Sibanye Gold Ltd. CEO Neal Froneman said the company has a contingency plan in place for an impending strike at its platinum group metals operations in South Africa, Mining Weekly reported Jan. 15.
The Association of Mineworkers and Construction Union, or AMCU on Jan. 14 confirmed it would move forward Jan. 22 with a secondary strike at the PGM operations, in support of an ongoing strike at the miner's gold operations in the country.
Sibanye has been preparing its platinum operations for the action, with Froneman noting that the company's PGM operations in the U.S. provide diversification and support through the strike amid strong palladium prices.
The unionized members have been on strike since late November 2018, demanding better wages. The AMCU is the only union that did not sign a wage deal with Sibanye.

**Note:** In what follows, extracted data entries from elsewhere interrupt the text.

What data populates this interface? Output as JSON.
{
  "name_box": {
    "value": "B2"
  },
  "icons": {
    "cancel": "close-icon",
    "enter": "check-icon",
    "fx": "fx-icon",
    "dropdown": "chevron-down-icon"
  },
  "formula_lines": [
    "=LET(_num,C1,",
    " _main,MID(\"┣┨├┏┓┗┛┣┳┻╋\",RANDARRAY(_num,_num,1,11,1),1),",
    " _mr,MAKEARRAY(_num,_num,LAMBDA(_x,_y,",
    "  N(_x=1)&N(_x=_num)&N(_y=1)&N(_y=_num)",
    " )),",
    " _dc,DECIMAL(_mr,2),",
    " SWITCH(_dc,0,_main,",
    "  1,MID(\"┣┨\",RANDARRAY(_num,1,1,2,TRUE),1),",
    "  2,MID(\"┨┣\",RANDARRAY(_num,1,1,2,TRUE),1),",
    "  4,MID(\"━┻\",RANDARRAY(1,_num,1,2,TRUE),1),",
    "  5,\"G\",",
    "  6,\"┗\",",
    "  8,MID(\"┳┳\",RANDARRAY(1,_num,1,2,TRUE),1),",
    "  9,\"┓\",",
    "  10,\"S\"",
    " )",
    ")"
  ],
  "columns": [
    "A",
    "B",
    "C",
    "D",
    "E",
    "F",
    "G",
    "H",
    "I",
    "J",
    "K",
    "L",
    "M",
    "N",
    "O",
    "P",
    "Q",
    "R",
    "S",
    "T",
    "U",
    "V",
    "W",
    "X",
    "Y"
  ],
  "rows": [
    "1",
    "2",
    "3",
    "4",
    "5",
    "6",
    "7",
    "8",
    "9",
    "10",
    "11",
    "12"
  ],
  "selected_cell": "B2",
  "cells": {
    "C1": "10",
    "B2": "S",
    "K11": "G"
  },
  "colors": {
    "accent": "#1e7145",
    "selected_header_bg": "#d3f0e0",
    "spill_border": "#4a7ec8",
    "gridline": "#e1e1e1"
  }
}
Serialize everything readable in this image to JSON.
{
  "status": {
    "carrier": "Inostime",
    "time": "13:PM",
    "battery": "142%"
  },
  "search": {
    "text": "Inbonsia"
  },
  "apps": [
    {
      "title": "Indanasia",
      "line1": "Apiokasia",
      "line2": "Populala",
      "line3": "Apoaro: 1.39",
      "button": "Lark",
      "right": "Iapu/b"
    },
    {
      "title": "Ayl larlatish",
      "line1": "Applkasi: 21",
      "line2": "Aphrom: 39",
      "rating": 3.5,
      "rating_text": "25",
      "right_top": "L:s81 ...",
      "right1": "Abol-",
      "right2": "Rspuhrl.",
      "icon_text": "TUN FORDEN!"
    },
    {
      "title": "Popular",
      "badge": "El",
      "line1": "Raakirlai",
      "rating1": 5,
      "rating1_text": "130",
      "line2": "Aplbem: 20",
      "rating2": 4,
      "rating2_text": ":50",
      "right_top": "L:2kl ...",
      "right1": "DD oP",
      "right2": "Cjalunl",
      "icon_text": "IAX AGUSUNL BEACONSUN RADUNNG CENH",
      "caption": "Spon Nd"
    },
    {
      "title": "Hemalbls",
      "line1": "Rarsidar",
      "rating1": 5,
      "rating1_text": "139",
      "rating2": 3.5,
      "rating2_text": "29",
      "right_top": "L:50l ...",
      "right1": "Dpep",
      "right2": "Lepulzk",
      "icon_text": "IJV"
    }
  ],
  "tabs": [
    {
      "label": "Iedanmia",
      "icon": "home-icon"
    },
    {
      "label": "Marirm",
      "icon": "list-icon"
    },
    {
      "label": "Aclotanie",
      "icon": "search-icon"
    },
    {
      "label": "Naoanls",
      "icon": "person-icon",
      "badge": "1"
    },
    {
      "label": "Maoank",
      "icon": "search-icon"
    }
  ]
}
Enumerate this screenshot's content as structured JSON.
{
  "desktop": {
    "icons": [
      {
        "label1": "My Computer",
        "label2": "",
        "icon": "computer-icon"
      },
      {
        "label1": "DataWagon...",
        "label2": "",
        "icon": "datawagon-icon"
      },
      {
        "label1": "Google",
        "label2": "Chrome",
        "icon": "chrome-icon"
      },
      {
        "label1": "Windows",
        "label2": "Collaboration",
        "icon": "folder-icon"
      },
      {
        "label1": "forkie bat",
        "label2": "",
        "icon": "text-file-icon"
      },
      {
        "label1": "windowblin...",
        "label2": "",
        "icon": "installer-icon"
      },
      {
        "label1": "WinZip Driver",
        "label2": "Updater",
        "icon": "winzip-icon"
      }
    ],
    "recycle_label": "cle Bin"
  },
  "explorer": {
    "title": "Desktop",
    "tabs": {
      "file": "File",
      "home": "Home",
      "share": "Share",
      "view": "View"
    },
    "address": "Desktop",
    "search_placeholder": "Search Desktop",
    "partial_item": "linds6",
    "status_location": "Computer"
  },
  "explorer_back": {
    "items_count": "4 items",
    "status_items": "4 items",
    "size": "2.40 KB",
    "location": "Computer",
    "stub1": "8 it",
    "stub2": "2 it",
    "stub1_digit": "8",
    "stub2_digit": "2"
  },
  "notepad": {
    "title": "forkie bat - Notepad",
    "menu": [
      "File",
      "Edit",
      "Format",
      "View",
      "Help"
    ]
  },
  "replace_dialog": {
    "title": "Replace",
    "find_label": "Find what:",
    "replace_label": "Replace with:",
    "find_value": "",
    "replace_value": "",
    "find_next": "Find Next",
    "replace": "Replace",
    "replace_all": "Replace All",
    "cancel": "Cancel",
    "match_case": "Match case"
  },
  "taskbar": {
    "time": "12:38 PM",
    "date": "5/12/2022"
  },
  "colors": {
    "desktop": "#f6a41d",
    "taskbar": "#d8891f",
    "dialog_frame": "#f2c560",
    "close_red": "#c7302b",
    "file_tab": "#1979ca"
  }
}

"We reiterate that the wage agreement we reached with the unions representing the majority of our employees employed at our gold operations is fair and final and will not be amended by AMCU's demands or threats," said Froneman. The executive noted that Sibanye employees would still be subject to the no-work, no-pay principle.
Sibanye employs around 17,400 people at its South African PGM operations, with AMCU representing about 56% of the employees at the Kroondal joint venture and 71% of the workers at the Rustenburg operations, according to the report.
The company recently dropped its 2018 gold production guidance to about 1.1 million ounces, from a range of 1.13 Moz to 1.16 Moz previously, and expects its earnings to be affected by the ongoing strike.